====== HW 7 – Optimization and Comparative Analysis ======
**(10 points)**

  - For each NoSQL DBMS (MongoDB, Cassandra, Neo4j), after completing the target analytical queries:
    * Analyze the performance of **one** of the queries (by execution time, volume of data scanned).
    * Implement **one** technique to improve performance (for example: creating an index, changing key structures/partitioning, optimizing the storage schema, reducing the volume of returned data, etc.).
    * Compare the result **before and after** optimization and explain.
    * Briefly describe in the report **what you did, why this technique is applicable** specifically for your DBMS and your task, and **how it affected** the result.
  - **Measurement protocol**:
    * **Dataset**: use the Stretch dataset.
    * **DBMS-specific instrumentation**:
      * MongoDB: **explain("executionStats")** on find/aggregate.
      * Cassandra: **TRACING ON** (capture the query trace; note consistency level if relevant).
      * Neo4j: **PROFILE** (you may use **EXPLAIN** to inspect the plan without executing).
    * **Report "before/after"**: time and read volume/plan hits (docs/keys scanned, partitions touched, DB hits).
****Examples** (guidance)**
  * MongoDB
    * Add indexes on key fields (e.g., user_id, date, action type).
    * Compare execution time with vs. without the index (record results).
    * Assess impact of document nesting vs. flatter schema (multikey costs).
    * Prefer compound index order: equality → range → sort; use covered queries where possible.
  * Cassandra
    * Review partitioning (how partition/clustering keys affect latency).
    * Compare latency across key designs (the partition key must drive queries).
    * Assess batch size on inserts (prefer batches to the same partition).
  * Neo4j
    * Evaluate how graph size and traversal depth impact response time.
    * Use indexes or uniqueness constraints where applicable.
    * Compare a simple query vs.
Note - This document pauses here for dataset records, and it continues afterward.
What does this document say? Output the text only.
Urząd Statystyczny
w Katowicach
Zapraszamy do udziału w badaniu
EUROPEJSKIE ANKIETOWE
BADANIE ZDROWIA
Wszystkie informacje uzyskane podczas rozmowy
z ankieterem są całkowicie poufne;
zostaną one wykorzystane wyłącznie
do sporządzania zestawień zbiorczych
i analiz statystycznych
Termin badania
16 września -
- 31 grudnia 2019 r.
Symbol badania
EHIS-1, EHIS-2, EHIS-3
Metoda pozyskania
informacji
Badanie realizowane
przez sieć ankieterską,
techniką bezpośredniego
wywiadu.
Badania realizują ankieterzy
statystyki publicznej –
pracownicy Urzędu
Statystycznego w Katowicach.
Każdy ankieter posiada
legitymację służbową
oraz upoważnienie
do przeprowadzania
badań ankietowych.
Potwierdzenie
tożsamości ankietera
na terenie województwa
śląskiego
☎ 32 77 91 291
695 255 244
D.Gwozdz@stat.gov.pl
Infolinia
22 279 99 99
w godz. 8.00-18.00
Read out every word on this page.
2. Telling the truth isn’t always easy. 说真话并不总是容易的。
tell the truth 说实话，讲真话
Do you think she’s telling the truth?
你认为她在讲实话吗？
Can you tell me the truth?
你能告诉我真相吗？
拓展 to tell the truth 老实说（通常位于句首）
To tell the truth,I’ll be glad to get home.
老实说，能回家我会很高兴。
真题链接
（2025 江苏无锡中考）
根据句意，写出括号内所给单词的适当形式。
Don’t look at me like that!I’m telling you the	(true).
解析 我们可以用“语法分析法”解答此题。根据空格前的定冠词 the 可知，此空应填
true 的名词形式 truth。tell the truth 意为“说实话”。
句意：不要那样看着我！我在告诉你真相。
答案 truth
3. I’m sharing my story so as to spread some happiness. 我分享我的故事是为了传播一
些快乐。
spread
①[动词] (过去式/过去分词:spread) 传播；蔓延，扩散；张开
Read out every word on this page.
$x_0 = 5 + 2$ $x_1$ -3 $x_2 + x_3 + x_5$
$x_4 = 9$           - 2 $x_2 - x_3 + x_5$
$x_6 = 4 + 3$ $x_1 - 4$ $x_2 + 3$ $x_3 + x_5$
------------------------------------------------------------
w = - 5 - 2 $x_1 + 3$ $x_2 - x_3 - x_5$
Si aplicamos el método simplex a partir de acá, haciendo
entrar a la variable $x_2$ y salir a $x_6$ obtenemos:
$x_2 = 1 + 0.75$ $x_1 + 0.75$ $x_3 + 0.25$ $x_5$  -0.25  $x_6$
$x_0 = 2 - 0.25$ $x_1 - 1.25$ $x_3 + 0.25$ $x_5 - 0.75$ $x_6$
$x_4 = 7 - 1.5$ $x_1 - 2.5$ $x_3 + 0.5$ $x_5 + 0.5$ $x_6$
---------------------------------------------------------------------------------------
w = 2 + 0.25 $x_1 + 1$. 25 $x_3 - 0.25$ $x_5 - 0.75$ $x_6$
MATCH + WHERE on an indexed property.
    * Capture **DB Hits** and avoid NodeByLabelScan/CartesianProduct where possible.

**Comparative Analysis**
    * Compare how easily/quickly/conveniently your queries were executed in each DBMS, and which **limitations or surprises** you encountered.
    * Analyze the **optimization techniques** applied.
    * For each task, explain **why this query/type of analysis is not implemented (or is implemented poorly) in other DBMSs**. //Example: relationship search in Neo4j — why it is impossible (or inefficient) in Cassandra/Redis.//
    * Create a **mini-table** (for the queries you actually implemented):
      | DBMS | Query / task | Optimization technique | Median_before | Median_after | Read volume before | Read volume after |
      
**Scaling, schema changes, and “what if it doesn’t fit?”**
    * Briefly describe, for each implemented query or analytics, **what limitations, compromises, or potential problems** may arise when scaling, changing the schema, or increasing data volume. If a new, unexpected business query becomes difficult or impossible with the chosen design, state **what you would do** (e.g., add a query‑driven table; adjust partition keys; precompute rollups; introduce a specialized store).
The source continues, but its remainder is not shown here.